Vault and kubernetes 1.21

Heya,

We upgraded kubernetes nodes to 1.21 and with that our Vault secret promotion stopped working. We were running somewhat outdated 1.6.0 version which I upgraded to 1.9.4 reading docs.

Now that “iss” error is gone I’ve run into more problems.

What is the suggested way to make Vault work with k8s 1.21?

I get errors like:

403 - permission denied
500 - service account name not authorized

Most pods get this error now:

Error writing data to auth/kubernetes/login: Error making API request.
URL: PUT http://vault.system:8400/v1/auth/kubernetes/login

Code: 403. Errors:
* permission denied

I’ve tried attaching new service accounts and secrets but whatever I do, I can’t make vault work. Actually vault as it self works fine. I can authenticate to it, open Web UI, manage secrets and such but vault-deployer and vault-controller have problems logging in. Also another deployment is not running since it can’t auth to vault.
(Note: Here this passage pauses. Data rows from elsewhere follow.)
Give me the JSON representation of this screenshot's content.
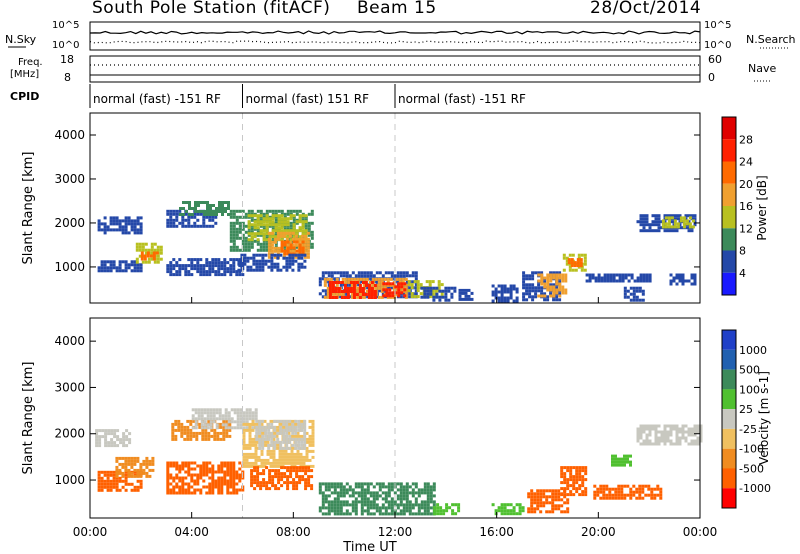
{
  "header": {
    "station": "South Pole Station (fitACF)",
    "beam": "Beam 15",
    "date": "28/Oct/2014"
  },
  "strip_labels": {
    "nsky": "N.Sky",
    "nsky_tick_top": "10^5",
    "nsky_tick_bottom": "10^0",
    "nsearch": "N.Search",
    "nsearch_tick_top": "10^5",
    "nsearch_tick_bottom": "10^0",
    "freq_line1": "Freq.",
    "freq_line2": "[MHz]",
    "freq_tick_top": "18",
    "freq_tick_bottom": "8",
    "nave": "Nave",
    "nave_tick_top": "60",
    "nave_tick_bottom": "0",
    "cpid": "CPID"
  },
  "cpid_segments": [
    {
      "start": 0,
      "end": 6,
      "label": "normal (fast) -151 RF"
    },
    {
      "start": 6,
      "end": 12,
      "label": "normal (fast) 151 RF"
    },
    {
      "start": 12,
      "end": 24,
      "label": "normal (fast) -151 RF"
    }
  ],
  "colors": {
    "power": [
      "#1a1aff",
      "#2448a8",
      "#3c8a5a",
      "#b8c020",
      "#f0a030",
      "#ff6a00",
      "#ff2000",
      "#e00000"
    ],
    "velocity": [
      "#ff0000",
      "#ff6000",
      "#f08c20",
      "#f0c060",
      "#c8c8c0",
      "#50c030",
      "#3c8a5a",
      "#2060b0",
      "#2040c8"
    ]
  },
  "chart_data": [
    {
      "type": "heatmap",
      "name": "power",
      "xlabel": "Time UT",
      "ylabel": "Slant Range [km]",
      "xlim": [
        0,
        24
      ],
      "ylim": [
        180,
        4500
      ],
      "yticks": [
        1000,
        2000,
        3000,
        4000
      ],
      "colorbar": {
        "label": "Power [dB]",
        "ticks": [
          4,
          8,
          12,
          16,
          20,
          24,
          28
        ],
        "range": [
          0,
          32
        ]
      },
      "regions": [
        {
          "t0": 0.3,
          "t1": 2.0,
          "r0": 1800,
          "r1": 2150,
          "level": 1
        },
        {
          "t0": 0.3,
          "t1": 2.0,
          "r0": 900,
          "r1": 1150,
          "level": 1
        },
        {
          "t0": 1.8,
          "t1": 2.8,
          "r0": 1100,
          "r1": 1550,
          "level": 3
        },
        {
          "t0": 2.0,
          "t1": 2.6,
          "r0": 1150,
          "r1": 1350,
          "level": 5
        },
        {
          "t0": 3.0,
          "t1": 5.0,
          "r0": 1900,
          "r1": 2300,
          "level": 1
        },
        {
          "t0": 3.5,
          "t1": 5.5,
          "r0": 2200,
          "r1": 2500,
          "level": 2
        },
        {
          "t0": 3.0,
          "t1": 6.0,
          "r0": 850,
          "r1": 1200,
          "level": 1
        },
        {
          "t0": 5.5,
          "t1": 8.8,
          "r0": 1400,
          "r1": 2300,
          "level": 2
        },
        {
          "t0": 6.2,
          "t1": 8.5,
          "r0": 1600,
          "r1": 2200,
          "level": 3
        },
        {
          "t0": 7.0,
          "t1": 8.6,
          "r0": 1200,
          "r1": 1800,
          "level": 4
        },
        {
          "t0": 7.5,
          "t1": 8.4,
          "r0": 1300,
          "r1": 1600,
          "level": 5
        },
        {
          "t0": 5.8,
          "t1": 8.5,
          "r0": 900,
          "r1": 1300,
          "level": 1
        },
        {
          "t0": 9.0,
          "t1": 12.8,
          "r0": 300,
          "r1": 900,
          "level": 1
        },
        {
          "t0": 9.2,
          "t1": 12.5,
          "r0": 300,
          "r1": 750,
          "level": 4
        },
        {
          "t0": 9.4,
          "t1": 11.2,
          "r0": 320,
          "r1": 680,
          "level": 6
        },
        {
          "t0": 11.5,
          "t1": 12.4,
          "r0": 320,
          "r1": 650,
          "level": 6
        },
        {
          "t0": 12.5,
          "t1": 13.8,
          "r0": 300,
          "r1": 700,
          "level": 3
        },
        {
          "t0": 13.0,
          "t1": 14.3,
          "r0": 250,
          "r1": 550,
          "level": 1
        },
        {
          "t0": 14.5,
          "t1": 15.2,
          "r0": 250,
          "r1": 500,
          "level": 1
        },
        {
          "t0": 15.8,
          "t1": 16.8,
          "r0": 250,
          "r1": 600,
          "level": 1
        },
        {
          "t0": 17.0,
          "t1": 18.5,
          "r0": 250,
          "r1": 900,
          "level": 1
        },
        {
          "t0": 17.6,
          "t1": 18.7,
          "r0": 350,
          "r1": 850,
          "level": 4
        },
        {
          "t0": 18.6,
          "t1": 19.5,
          "r0": 950,
          "r1": 1300,
          "level": 3
        },
        {
          "t0": 18.8,
          "t1": 19.3,
          "r0": 1000,
          "r1": 1200,
          "level": 5
        },
        {
          "t0": 19.5,
          "t1": 22.0,
          "r0": 650,
          "r1": 850,
          "level": 1
        },
        {
          "t0": 21.0,
          "t1": 21.8,
          "r0": 250,
          "r1": 550,
          "level": 1
        },
        {
          "t0": 21.5,
          "t1": 23.8,
          "r0": 1800,
          "r1": 2200,
          "level": 1
        },
        {
          "t0": 22.5,
          "t1": 23.7,
          "r0": 1900,
          "r1": 2150,
          "level": 3
        },
        {
          "t0": 22.8,
          "t1": 23.8,
          "r0": 600,
          "r1": 850,
          "level": 1
        }
      ]
    },
    {
      "type": "heatmap",
      "name": "velocity",
      "xlabel": "Time UT",
      "ylabel": "Slant Range [km]",
      "xlim": [
        0,
        24
      ],
      "ylim": [
        180,
        4500
      ],
      "yticks": [
        1000,
        2000,
        3000,
        4000
      ],
      "xticks": [
        "00:00",
        "04:00",
        "08:00",
        "12:00",
        "16:00",
        "20:00",
        "00:00"
      ],
      "colorbar": {
        "label": "Velocity [m s-1]",
        "ticks": [
          1000,
          500,
          100,
          25,
          -25,
          -100,
          -500,
          -1000
        ]
      },
      "regions": [
        {
          "t0": 0.2,
          "t1": 1.5,
          "r0": 1750,
          "r1": 2100,
          "level": 4
        },
        {
          "t0": 0.3,
          "t1": 2.0,
          "r0": 800,
          "r1": 1200,
          "level": 1
        },
        {
          "t0": 1.0,
          "t1": 2.5,
          "r0": 1100,
          "r1": 1500,
          "level": 2
        },
        {
          "t0": 3.0,
          "t1": 6.0,
          "r0": 750,
          "r1": 1400,
          "level": 1
        },
        {
          "t0": 3.2,
          "t1": 5.5,
          "r0": 1850,
          "r1": 2300,
          "level": 2
        },
        {
          "t0": 4.0,
          "t1": 6.5,
          "r0": 2100,
          "r1": 2550,
          "level": 4
        },
        {
          "t0": 6.0,
          "t1": 8.8,
          "r0": 1300,
          "r1": 2300,
          "level": 3
        },
        {
          "t0": 6.5,
          "t1": 8.5,
          "r0": 1700,
          "r1": 2300,
          "level": 4
        },
        {
          "t0": 6.3,
          "t1": 8.7,
          "r0": 800,
          "r1": 1300,
          "level": 1
        },
        {
          "t0": 9.0,
          "t1": 13.5,
          "r0": 300,
          "r1": 950,
          "level": 6
        },
        {
          "t0": 13.5,
          "t1": 14.5,
          "r0": 250,
          "r1": 500,
          "level": 5
        },
        {
          "t0": 15.8,
          "t1": 17.0,
          "r0": 250,
          "r1": 500,
          "level": 5
        },
        {
          "t0": 17.2,
          "t1": 18.8,
          "r0": 300,
          "r1": 800,
          "level": 1
        },
        {
          "t0": 18.5,
          "t1": 19.5,
          "r0": 700,
          "r1": 1300,
          "level": 1
        },
        {
          "t0": 19.8,
          "t1": 22.5,
          "r0": 600,
          "r1": 900,
          "level": 1
        },
        {
          "t0": 21.5,
          "t1": 24.0,
          "r0": 1800,
          "r1": 2200,
          "level": 4
        },
        {
          "t0": 20.5,
          "t1": 21.3,
          "r0": 1350,
          "r1": 1550,
          "level": 5
        }
      ]
    }
  ]
}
I would appreciate any help on how to fix current setup.

Kubernetes has changed the possibilities on how service account tokens can be obtained since 1.21. I would like to refer you to the documentation to find out about these changes and how to make your cluster compatible!
At least for now it seems to me like your issue can be fixed by setting disable_local_ca_jwt to true. But please verify with the documentation if this is correct.